INTEGRATION EXCLUANTE

Histoire fictive de Camille  

Ca y est, Camille est UTCéen.ne. Il/Elle a trimé pour y entrer et a mérité son ticket. Camille ne sait pas exactement ce qu’elle/il veut faire et a choisi de s’ouvrir un maximum de portes. Avec l’UTC, réputée pour ses UVs de « culture G » précieuses pour se forger un esprit critique, il/elle est sûr.e d’avoir fait le bon choix. Mais avant d’expérimenter le quotidien d’étudiant.e ingénieur.e, il y a l’intég…

Pendant l’intég, Camille va pouvoir rencontrer plein de gens différents venant de partout.

Origine sociale des étudiants en école d’ingénieur universitaire* Répartition en catégories socioprofessionnelle de l’ensemble de la population de 15ans ou plus**
Agriculteur, commerçant, chef d’entreprise 10,3 % 0,9%
Cadres, professions intellectuelle supérieure 48,2 % 8,7%
Profession intermédiaire 13,1% 13%
Employés 7,4% 16,5%
Ouvriers 6,8% 13,1%
Autre 14,2% 47,8%

*données 2012/2013, ministère de l’éducation nationale

**INSEE 2008

 

Pendant l‘intég, les « anciens » organiseront une bataille géante de mousse à raser, en forêt.

La mousse à raser est un produit chimique contenant de l’huile de palme, du triéthanolamine, de l’isopentane, des parabens et des PolyEthylene Glycol.
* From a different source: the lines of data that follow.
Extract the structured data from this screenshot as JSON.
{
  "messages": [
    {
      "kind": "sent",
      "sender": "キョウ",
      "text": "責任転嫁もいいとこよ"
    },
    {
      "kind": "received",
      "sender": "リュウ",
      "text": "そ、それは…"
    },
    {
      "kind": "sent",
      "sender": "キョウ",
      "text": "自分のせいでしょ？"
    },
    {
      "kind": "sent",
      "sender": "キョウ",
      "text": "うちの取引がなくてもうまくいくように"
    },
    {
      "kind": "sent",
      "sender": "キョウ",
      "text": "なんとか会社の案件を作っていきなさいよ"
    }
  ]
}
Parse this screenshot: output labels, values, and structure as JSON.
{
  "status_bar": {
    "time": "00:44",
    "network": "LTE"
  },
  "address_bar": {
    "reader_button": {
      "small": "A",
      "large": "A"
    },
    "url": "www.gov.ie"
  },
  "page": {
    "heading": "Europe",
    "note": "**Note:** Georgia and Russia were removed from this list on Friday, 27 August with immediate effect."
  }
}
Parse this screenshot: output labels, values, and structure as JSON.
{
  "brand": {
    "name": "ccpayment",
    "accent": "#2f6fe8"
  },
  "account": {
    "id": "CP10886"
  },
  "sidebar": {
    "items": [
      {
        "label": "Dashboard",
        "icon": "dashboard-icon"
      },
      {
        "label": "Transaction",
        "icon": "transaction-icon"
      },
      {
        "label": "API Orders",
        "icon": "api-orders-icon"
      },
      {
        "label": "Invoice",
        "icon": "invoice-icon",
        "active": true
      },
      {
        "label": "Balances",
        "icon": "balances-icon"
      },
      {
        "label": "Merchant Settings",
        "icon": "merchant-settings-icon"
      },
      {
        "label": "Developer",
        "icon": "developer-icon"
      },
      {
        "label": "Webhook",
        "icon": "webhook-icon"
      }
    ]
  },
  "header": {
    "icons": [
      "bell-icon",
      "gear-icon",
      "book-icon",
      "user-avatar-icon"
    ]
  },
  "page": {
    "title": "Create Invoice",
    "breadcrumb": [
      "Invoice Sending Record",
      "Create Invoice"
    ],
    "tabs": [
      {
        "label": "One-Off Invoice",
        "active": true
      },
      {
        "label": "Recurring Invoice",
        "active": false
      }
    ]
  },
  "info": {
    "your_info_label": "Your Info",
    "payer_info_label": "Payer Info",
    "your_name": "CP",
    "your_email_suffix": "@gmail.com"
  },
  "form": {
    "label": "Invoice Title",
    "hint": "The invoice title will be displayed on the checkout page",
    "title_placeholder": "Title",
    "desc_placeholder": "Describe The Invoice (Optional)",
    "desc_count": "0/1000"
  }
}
Tous ces produits ont des conséquences directes ou indirectes sur l’environnement.

Pendant l’intég, Camille va gagner quelques euros en ouvrant un compte à la Société Générale, soit en bon UTCéen.ne l’équivalent d’une quinzaine de bières au bar étudiant.

La Société Générale est l’une des plus grandes banques européennes, avec des activités aux quatre coins du monde. Elle n’offre aucune transparence dans ses activités. On la retrouve impliquée dans de très nombreux projets controversés.

Elle a ainsi été impliquée dans le financement du barrage d’Ilisu en Turquie, qui menace de déplacer de force plus de 55 000 personnes en majorité kurdes.

Pendant l’intég,Camille saura qu’au Pic, les bières ne sont vraiment pas chères, et bonnes, mais du coup, après avoir pas mal picolé, il/elle se retrouvera à faire la danse du limousin (cette dernière consistant à se mettre nu) devant tout le monde. Hilarant. En même temps, il/elle ne pourra pas trop dire non, tous les « anciens » le/la regarderont et chanteront, accompagnés par les nouveaux.

Interdit par la loi depuis 1998, le bizutage est défini comme « Le fait pour une personne, d’amener autrui, contre son gré ou non, à subir ou à commettre des actes humiliants ou dégradants lors de manifestations, ou de réunions liées aux milieux scolaires et socio-éducatif ». Cette loi vise à protéger la dignité humaine et l’intégrité physique ou morale des personnes.

Si notre Camille est un homme, il sera considéré, après cette danse, comme un « mec qui a un organe ». Si c’est une fille, elle sera surement une « salope ».

Les taquineries, moqueries et relations de pouvoirs hommes/femmes développées en école d’ingénieur sont ensuite reproduites dans le monde du travail.

Pendant l’intég, Camilleet ses potes prendront une navette pour aller en Estu. Dans la navette, tout le monde chantera pour encourager le chauffeur, et quand il ira trop lentement, on chantera « le chauffeur est un homosexuel, homosexuel… ». Et ça le fera marrer, le chauffeur.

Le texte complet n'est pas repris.